La noche se recogía tibia, al calor de las hogueras, al crepitar de las conversaciones. La oscuridad se cernía sobre mí pausadamente alejándome paso a paso de la ciudad.
Recuerdo nítidamente la fecha, 22 de agosto de hace dos años y el firmamento insistía en descubrírse cuajado de girasoles refulgentes. Flores esplendorosas girando alrededor de los dictados de luna. Aullaban cánticos de tristeza.
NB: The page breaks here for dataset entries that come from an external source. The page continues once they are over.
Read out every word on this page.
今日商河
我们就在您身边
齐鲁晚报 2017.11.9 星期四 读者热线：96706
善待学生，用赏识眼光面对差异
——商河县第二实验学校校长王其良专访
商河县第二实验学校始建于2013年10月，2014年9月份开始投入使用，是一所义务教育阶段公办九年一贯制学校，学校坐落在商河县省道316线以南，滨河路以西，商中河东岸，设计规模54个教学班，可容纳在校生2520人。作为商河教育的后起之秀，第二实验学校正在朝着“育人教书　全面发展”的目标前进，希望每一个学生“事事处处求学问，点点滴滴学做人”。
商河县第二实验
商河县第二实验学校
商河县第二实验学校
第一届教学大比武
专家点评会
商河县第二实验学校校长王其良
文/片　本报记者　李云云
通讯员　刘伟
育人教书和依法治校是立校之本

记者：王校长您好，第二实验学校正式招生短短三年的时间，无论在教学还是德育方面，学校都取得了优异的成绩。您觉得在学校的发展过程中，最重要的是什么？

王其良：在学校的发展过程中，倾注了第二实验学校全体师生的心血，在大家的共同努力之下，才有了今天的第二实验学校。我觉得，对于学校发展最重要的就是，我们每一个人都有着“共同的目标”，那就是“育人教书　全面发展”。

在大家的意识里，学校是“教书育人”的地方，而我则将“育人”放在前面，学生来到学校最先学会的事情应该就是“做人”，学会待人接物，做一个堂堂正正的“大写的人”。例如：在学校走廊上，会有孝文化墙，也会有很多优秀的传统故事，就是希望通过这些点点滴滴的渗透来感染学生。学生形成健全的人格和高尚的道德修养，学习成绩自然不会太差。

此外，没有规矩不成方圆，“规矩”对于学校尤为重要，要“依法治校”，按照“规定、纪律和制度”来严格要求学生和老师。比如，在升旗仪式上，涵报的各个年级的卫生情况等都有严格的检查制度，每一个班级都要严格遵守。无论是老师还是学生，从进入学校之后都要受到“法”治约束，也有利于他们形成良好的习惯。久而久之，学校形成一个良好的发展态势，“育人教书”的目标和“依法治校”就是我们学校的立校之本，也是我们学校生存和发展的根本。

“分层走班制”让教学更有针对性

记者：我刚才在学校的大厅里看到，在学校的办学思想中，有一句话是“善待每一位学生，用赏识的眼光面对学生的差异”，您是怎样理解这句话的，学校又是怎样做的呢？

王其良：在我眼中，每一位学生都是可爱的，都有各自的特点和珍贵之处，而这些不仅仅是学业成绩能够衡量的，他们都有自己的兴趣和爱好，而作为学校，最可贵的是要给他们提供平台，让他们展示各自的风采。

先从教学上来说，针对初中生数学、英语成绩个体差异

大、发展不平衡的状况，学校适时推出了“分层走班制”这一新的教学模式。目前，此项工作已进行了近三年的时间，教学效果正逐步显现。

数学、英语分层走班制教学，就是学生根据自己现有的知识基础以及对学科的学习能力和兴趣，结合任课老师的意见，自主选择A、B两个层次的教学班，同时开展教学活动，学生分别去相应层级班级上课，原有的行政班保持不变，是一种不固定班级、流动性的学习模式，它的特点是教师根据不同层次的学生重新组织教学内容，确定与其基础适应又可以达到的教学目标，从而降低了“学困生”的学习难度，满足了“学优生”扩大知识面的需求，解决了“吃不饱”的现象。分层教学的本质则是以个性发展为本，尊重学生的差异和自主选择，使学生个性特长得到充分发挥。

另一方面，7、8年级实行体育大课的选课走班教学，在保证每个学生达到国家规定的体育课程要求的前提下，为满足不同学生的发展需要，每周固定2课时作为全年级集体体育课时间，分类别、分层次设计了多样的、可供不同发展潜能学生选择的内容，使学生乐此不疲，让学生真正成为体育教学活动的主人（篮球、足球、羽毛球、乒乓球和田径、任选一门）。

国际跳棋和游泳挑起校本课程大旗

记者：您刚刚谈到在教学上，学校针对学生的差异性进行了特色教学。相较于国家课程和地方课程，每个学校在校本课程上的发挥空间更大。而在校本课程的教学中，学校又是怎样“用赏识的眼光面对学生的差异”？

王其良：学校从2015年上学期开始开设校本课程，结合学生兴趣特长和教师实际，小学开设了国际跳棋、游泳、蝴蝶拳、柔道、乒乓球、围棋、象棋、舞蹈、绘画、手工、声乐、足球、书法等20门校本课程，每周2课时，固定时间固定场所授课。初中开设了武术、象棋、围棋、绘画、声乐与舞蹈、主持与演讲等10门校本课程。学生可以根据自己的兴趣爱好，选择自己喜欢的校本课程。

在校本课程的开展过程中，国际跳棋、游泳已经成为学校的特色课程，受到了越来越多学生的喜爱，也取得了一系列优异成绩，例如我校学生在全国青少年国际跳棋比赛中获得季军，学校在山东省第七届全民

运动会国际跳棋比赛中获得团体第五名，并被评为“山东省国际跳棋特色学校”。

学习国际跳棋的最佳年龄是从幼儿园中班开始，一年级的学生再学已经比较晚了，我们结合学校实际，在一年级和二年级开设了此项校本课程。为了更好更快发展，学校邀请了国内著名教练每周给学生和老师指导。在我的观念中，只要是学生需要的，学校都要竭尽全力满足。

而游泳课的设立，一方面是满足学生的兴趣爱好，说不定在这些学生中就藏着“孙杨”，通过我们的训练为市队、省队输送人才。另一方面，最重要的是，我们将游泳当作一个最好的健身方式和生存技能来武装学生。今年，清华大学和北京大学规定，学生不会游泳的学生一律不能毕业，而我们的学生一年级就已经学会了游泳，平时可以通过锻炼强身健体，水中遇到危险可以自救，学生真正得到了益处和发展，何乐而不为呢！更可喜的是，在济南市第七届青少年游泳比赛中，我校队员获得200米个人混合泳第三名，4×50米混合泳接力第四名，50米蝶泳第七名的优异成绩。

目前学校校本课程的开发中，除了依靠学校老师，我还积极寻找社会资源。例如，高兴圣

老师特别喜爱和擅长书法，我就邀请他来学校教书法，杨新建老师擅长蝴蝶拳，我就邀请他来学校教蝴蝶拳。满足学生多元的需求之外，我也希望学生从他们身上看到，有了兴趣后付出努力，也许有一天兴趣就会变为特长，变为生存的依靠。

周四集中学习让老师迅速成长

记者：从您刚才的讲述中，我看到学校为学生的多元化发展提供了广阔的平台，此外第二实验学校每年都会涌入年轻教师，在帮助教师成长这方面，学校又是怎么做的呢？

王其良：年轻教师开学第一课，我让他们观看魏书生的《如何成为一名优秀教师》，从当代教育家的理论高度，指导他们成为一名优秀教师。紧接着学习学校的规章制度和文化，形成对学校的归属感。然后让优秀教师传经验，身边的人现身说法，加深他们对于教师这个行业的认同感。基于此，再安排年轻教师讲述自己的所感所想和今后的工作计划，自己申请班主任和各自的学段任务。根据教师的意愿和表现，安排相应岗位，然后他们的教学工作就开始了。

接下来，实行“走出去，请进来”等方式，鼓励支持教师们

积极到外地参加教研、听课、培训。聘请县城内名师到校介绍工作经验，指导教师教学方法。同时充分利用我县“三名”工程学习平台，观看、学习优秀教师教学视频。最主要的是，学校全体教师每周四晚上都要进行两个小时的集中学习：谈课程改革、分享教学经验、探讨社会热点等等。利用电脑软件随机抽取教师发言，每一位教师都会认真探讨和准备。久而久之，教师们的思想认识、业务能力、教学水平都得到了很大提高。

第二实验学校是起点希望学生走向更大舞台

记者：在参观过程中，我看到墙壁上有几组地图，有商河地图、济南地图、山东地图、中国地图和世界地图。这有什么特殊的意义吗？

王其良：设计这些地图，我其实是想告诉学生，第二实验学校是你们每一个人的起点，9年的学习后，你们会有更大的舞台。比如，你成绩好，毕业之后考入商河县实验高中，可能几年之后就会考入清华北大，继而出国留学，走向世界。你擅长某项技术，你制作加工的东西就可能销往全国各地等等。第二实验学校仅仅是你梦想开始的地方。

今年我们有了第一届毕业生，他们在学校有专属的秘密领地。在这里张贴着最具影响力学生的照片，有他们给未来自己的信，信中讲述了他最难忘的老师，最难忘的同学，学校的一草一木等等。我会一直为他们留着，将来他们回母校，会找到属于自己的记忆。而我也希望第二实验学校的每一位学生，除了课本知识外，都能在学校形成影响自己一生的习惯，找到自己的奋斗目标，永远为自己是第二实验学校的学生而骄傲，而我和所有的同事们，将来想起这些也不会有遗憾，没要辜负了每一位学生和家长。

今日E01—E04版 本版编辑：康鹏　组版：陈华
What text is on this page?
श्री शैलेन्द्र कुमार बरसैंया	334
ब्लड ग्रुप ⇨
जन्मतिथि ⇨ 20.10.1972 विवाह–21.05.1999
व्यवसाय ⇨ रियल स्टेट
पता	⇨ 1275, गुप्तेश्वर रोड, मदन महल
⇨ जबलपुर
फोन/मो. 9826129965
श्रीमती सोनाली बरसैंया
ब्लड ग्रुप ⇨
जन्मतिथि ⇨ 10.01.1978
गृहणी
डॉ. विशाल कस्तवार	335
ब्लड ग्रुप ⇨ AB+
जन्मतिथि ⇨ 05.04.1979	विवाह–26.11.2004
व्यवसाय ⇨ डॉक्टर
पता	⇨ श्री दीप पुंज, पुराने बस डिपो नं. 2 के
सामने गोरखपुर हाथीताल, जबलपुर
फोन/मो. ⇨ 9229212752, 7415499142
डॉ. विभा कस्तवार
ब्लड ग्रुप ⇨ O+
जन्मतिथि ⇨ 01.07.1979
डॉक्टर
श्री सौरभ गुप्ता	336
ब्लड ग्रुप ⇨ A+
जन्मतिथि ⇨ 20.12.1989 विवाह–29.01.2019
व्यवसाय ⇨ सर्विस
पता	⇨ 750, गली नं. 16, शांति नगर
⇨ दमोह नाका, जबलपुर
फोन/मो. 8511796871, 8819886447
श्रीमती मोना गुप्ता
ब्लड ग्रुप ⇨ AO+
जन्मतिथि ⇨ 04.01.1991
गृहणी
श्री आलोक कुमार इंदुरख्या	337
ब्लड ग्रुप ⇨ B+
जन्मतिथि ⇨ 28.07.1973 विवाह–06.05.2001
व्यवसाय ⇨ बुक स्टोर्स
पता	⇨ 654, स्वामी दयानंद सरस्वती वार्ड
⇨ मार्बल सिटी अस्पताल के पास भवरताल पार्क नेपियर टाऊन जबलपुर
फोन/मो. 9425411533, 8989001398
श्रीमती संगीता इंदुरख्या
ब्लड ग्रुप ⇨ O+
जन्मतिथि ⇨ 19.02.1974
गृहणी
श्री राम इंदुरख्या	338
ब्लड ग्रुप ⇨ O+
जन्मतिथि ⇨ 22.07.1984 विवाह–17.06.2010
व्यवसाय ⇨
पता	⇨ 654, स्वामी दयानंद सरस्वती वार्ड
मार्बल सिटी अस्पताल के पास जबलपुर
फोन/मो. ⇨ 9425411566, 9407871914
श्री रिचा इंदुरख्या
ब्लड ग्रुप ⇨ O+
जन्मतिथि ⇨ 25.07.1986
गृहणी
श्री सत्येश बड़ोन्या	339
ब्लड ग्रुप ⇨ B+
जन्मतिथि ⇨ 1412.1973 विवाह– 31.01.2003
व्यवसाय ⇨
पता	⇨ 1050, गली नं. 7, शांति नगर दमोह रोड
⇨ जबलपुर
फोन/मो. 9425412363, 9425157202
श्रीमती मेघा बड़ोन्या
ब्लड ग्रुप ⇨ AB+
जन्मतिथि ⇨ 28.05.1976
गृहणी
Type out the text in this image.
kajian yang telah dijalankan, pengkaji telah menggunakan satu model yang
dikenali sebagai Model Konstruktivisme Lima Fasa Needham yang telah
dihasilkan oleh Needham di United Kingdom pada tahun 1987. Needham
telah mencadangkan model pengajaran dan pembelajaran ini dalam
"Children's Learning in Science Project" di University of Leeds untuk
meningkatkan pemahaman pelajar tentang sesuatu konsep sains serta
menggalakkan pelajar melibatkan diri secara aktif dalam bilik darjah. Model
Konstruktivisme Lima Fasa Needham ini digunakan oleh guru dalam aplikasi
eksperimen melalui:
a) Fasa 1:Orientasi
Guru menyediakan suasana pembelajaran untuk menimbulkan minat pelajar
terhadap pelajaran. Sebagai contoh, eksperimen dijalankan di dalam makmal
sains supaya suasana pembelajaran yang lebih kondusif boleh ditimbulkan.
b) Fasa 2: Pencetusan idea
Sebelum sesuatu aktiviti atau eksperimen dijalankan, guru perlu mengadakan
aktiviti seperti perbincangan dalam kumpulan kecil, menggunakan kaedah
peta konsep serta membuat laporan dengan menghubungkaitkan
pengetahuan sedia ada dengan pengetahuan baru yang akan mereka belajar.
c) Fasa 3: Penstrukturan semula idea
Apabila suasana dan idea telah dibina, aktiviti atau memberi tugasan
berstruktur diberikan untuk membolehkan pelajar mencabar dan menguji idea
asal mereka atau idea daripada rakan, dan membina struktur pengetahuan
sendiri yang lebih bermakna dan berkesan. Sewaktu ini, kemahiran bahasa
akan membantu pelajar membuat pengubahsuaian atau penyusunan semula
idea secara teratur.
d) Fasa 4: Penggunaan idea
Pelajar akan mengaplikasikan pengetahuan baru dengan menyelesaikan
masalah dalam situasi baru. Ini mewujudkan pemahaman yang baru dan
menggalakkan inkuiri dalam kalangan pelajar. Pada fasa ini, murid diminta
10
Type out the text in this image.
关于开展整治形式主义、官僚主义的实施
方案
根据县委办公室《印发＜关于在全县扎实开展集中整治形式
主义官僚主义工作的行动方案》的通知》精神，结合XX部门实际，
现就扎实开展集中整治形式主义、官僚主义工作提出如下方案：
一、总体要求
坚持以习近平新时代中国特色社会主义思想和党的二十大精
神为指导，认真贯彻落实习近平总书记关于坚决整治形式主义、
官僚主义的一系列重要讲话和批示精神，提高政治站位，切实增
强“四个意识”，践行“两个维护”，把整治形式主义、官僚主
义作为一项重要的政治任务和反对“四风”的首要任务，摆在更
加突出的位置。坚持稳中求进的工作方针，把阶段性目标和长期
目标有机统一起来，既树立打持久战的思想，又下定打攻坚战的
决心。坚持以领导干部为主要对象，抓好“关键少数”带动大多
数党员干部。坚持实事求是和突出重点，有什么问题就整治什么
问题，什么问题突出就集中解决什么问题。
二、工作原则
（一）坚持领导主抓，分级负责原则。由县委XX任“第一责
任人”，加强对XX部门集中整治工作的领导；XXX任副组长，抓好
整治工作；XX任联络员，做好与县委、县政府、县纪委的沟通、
Alaridos quejosos que mordían el viento, que lo ahuyentaban para procurar un mejor abrigo a mis pensamientos. Todas a coro rogando y apareció ella. Majestuosa, con su traje de cola, hipnótica y serpenteante. Apareció fugazmente de la nada. Se paró y me clavó su mirada. Penetrante. Rápidamente trabó amistad con la descarnada melodía que emborrachaba mis adentros. Como un padre ante las primeras palabras de un hijo, paladeó gustosamente la canción trenzada con los acordes incluidos en mis tres primeros deseos.
Mi yo adulto no creía en estrellas, tampoco en deseos. Aún así, le pedí una cosa.
Hoy es el día que mis pensamientos aletean en torno a ese encuentro. Hoy es el día en el que el primer deseo me ha sido concedido. Hoy creo en su existencia. Hoy creo en aquella estrella. Le dije que me gustaría volver a verla. De forma natural, sin tener que buscarla. Hoy la he visto, me ha guiñado un ojo, me ha susurrado su mirada, se ha cruzado de nuevo en mi vereda, por fin, me ha dejado acariciarla. Hoy de nuevo baten mis alas de impaciencia.
Allá en lo más alto, acumulando pátinas de polvo en el desván de mi memoria, inspirados entre vapores de naftalina, hoy insisten en salir a morder la luz. Son mis relatos.